Supporters counter that looser ratios are consistent with national norms set by the National Association for the Education of Young Children, a professional membership organization that promotes high-quality early childhood education, and that alignment with the group’s guidance would offer flexibility to providers who already operate with razor-thin profit margins. 

So far, OCFS has not indicated whether it plans to update the regulations. In a statement provided to New York Focus, OCFS spokesperson Daniel Marans said the agency is “currently assessing the viability of the requested ratio change, with the goal of supporting child care providers without compromising our commitment to child safety.” The law does not impose a deadline for OCFS to make the switch.

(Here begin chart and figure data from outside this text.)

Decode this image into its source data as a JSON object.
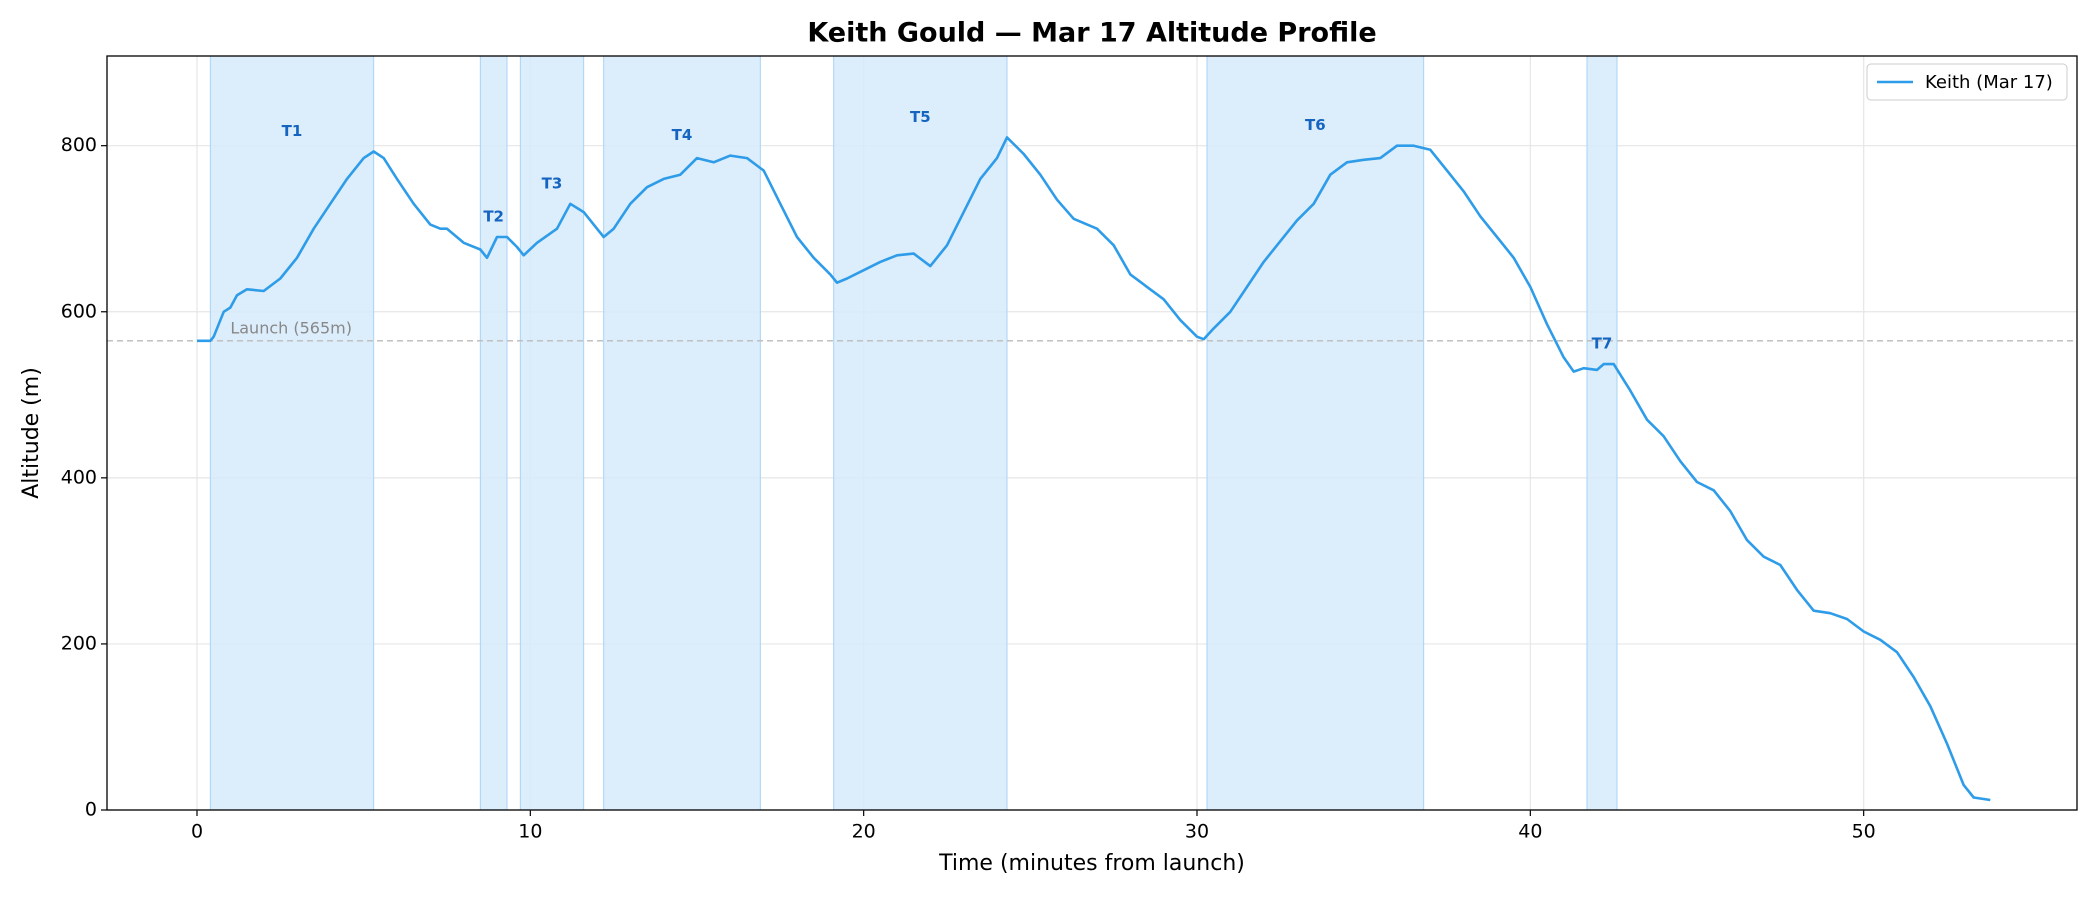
{
  "chart_data": {
    "type": "line",
    "title": "Keith Gould — Mar 17 Altitude Profile",
    "xlabel": "Time (minutes from launch)",
    "ylabel": "Altitude (m)",
    "xlim": [
      -2.7,
      56.4
    ],
    "ylim": [
      0,
      908
    ],
    "xticks": [
      0,
      10,
      20,
      30,
      40,
      50
    ],
    "yticks": [
      0,
      200,
      400,
      600,
      800
    ],
    "grid": true,
    "legend": "upper right",
    "launch_altitude": 565,
    "launch_label": "Launch (565m)",
    "thermals": [
      {
        "label": "T1",
        "start": 0.4,
        "end": 5.3
      },
      {
        "label": "T2",
        "start": 8.5,
        "end": 9.3
      },
      {
        "label": "T3",
        "start": 9.7,
        "end": 11.6
      },
      {
        "label": "T4",
        "start": 12.2,
        "end": 16.9
      },
      {
        "label": "T5",
        "start": 19.1,
        "end": 24.3
      },
      {
        "label": "T6",
        "start": 30.3,
        "end": 36.8
      },
      {
        "label": "T7",
        "start": 41.7,
        "end": 42.6
      }
    ],
    "x": [
      0,
      0.4,
      0.5,
      0.8,
      1.0,
      1.2,
      1.5,
      2.0,
      2.5,
      3.0,
      3.5,
      4.0,
      4.5,
      5.0,
      5.3,
      5.6,
      6.0,
      6.5,
      7.0,
      7.3,
      7.5,
      8.0,
      8.5,
      8.7,
      9.0,
      9.3,
      9.6,
      9.8,
      10.2,
      10.8,
      11.2,
      11.6,
      12.0,
      12.2,
      12.5,
      13.0,
      13.5,
      14.0,
      14.5,
      15.0,
      15.5,
      16.0,
      16.5,
      17.0,
      17.5,
      18.0,
      18.5,
      19.0,
      19.2,
      19.5,
      20.0,
      20.5,
      21.0,
      21.5,
      22.0,
      22.5,
      23.0,
      23.5,
      24.0,
      24.3,
      24.8,
      25.3,
      25.8,
      26.3,
      27.0,
      27.5,
      28.0,
      28.5,
      29.0,
      29.5,
      30.0,
      30.2,
      30.5,
      31.0,
      31.5,
      32.0,
      32.5,
      33.0,
      33.5,
      34.0,
      34.5,
      35.0,
      35.5,
      36.0,
      36.5,
      37.0,
      37.5,
      38.0,
      38.5,
      39.0,
      39.5,
      40.0,
      40.5,
      41.0,
      41.3,
      41.6,
      42.0,
      42.2,
      42.5,
      43.0,
      43.5,
      44.0,
      44.5,
      45.0,
      45.5,
      46.0,
      46.5,
      47.0,
      47.5,
      48.0,
      48.5,
      49.0,
      49.5,
      50.0,
      50.5,
      51.0,
      51.5,
      52.0,
      52.5,
      53.0,
      53.3,
      53.8
    ],
    "series": [
      {
        "name": "Keith (Mar 17)",
        "color": "#2e9ce8",
        "values": [
          565,
          565,
          570,
          600,
          605,
          620,
          627,
          625,
          640,
          665,
          700,
          730,
          760,
          785,
          793,
          785,
          760,
          730,
          705,
          700,
          700,
          683,
          675,
          665,
          690,
          690,
          678,
          668,
          683,
          700,
          730,
          720,
          700,
          690,
          700,
          730,
          750,
          760,
          765,
          785,
          780,
          788,
          785,
          770,
          730,
          690,
          665,
          645,
          635,
          640,
          650,
          660,
          668,
          670,
          655,
          680,
          720,
          760,
          785,
          810,
          790,
          765,
          735,
          712,
          700,
          680,
          645,
          630,
          615,
          590,
          570,
          567,
          580,
          600,
          630,
          660,
          685,
          710,
          730,
          765,
          780,
          783,
          785,
          800,
          800,
          795,
          770,
          745,
          715,
          690,
          665,
          630,
          585,
          545,
          528,
          532,
          530,
          537,
          537,
          505,
          470,
          450,
          420,
          395,
          385,
          360,
          325,
          305,
          295,
          265,
          240,
          237,
          230,
          215,
          205,
          190,
          160,
          125,
          80,
          30,
          15,
          12
        ]
      }
    ]
  }
}
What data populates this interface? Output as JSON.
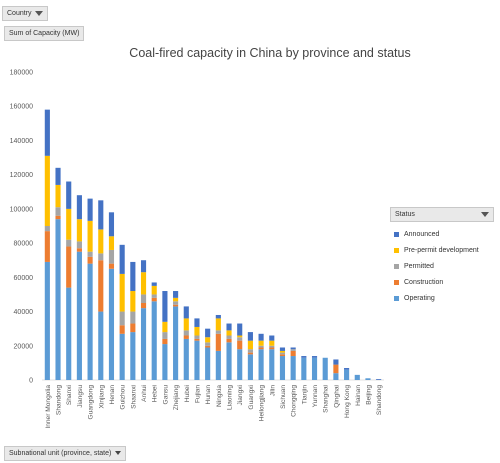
{
  "filters": {
    "country": "Country",
    "sum_field": "Sum of Capacity (MW)",
    "axis_field": "Subnational unit (province, state)"
  },
  "legend": {
    "title": "Status",
    "items": [
      {
        "label": "Announced",
        "color": "#4472c4"
      },
      {
        "label": "Pre-permit development",
        "color": "#ffc000"
      },
      {
        "label": "Permitted",
        "color": "#a5a5a5"
      },
      {
        "label": "Construction",
        "color": "#ed7d31"
      },
      {
        "label": "Operating",
        "color": "#5b9bd5"
      }
    ]
  },
  "chart_data": {
    "type": "bar",
    "stacked": true,
    "title": "Coal-fired capacity in China by province and status",
    "xlabel": "",
    "ylabel": "",
    "ylim": [
      0,
      180000
    ],
    "yticks": [
      0,
      20000,
      40000,
      60000,
      80000,
      100000,
      120000,
      140000,
      160000,
      180000
    ],
    "grid": false,
    "legend_position": "right",
    "categories": [
      "Inner Mongolia",
      "Shandong",
      "Shanxi",
      "Jiangsu",
      "Guangdong",
      "Xinjiang",
      "Henan",
      "Guizhou",
      "Shaanxi",
      "Anhui",
      "Hebei",
      "Gansu",
      "Zhejiang",
      "Hubei",
      "Fujian",
      "Hunan",
      "Ningxia",
      "Liaoning",
      "Jiangxi",
      "Guangxi",
      "Heilongjiang",
      "Jilin",
      "Sichuan",
      "Chongqing",
      "Tianjin",
      "Yunnan",
      "Shanghai",
      "Qinghai",
      "Hong Kong",
      "Hainan",
      "Beijing",
      "Shandong"
    ],
    "series": [
      {
        "name": "Operating",
        "color": "#5b9bd5",
        "values": [
          69000,
          94000,
          54000,
          75000,
          68000,
          40000,
          65000,
          27000,
          28000,
          42000,
          46000,
          21000,
          43000,
          24000,
          23000,
          19000,
          17000,
          22000,
          18000,
          15000,
          18000,
          18000,
          14000,
          14000,
          13000,
          13000,
          13000,
          4000,
          6000,
          3000,
          1000,
          0
        ]
      },
      {
        "name": "Construction",
        "color": "#ed7d31",
        "values": [
          18000,
          2000,
          24000,
          2000,
          4000,
          30000,
          3000,
          5000,
          5000,
          3000,
          2000,
          3000,
          1000,
          2000,
          1000,
          1000,
          10000,
          2000,
          5000,
          1000,
          1000,
          1000,
          1000,
          3000,
          0,
          0,
          0,
          5000,
          0,
          0,
          0,
          0
        ]
      },
      {
        "name": "Permitted",
        "color": "#a5a5a5",
        "values": [
          3000,
          5000,
          4000,
          4000,
          3000,
          4000,
          8000,
          8000,
          7000,
          5000,
          2000,
          4000,
          2000,
          3000,
          2000,
          2000,
          2000,
          2000,
          2000,
          2000,
          1000,
          1000,
          1000,
          1000,
          0,
          0,
          0,
          0,
          0,
          0,
          0,
          0
        ]
      },
      {
        "name": "Pre-permit development",
        "color": "#ffc000",
        "values": [
          41000,
          13000,
          18000,
          13000,
          18000,
          14000,
          8000,
          22000,
          12000,
          13000,
          5000,
          6000,
          2000,
          7000,
          5000,
          3000,
          7000,
          3000,
          1000,
          5000,
          3000,
          3000,
          1000,
          0,
          0,
          0,
          0,
          0,
          0,
          0,
          0,
          0
        ]
      },
      {
        "name": "Announced",
        "color": "#4472c4",
        "values": [
          27000,
          10000,
          16000,
          14000,
          13000,
          17000,
          14000,
          17000,
          17000,
          7000,
          2000,
          18000,
          4000,
          7000,
          5000,
          5000,
          2000,
          4000,
          7000,
          5000,
          4000,
          3000,
          2000,
          1000,
          1000,
          1000,
          0,
          3000,
          1000,
          0,
          0,
          500
        ]
      }
    ]
  }
}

More than 60 percent of New York’s census tracts are classified as a “child care desert,” meaning that there are three or more children under 5 waiting for every available slot, according to the state Office of Children and Family Service. Meanwhile, more than 16,000 children are unable to receive child care specifically as a result of staffing shortages that have led programs to operate under capacity. While that’s not necessarily related to staffing ratios, some think easing them could help address the shortage.

“We can provide more resources to counties and to providers all we want, but if we don’t provide the very common sense flexibility that these providers require in order to effectuate creating more seats, then the money is only going to go so far,” said Skoufis.

Skoufis introduced the bill after providers, including Fuentes, expressed their frustrations to lawmakers over being held to tougher ratios than their counterparts in New York City, where staffing requirements are set by the city Department of Health and Mental Hygiene. Day care providers in the five boroughs must have one staff member for every five children between 12 and 18 months and one for every six children who are 2 years old. In the rest of the state, it’s 1–4 and 1–5, respectively. The discrepancies are even wider for older children.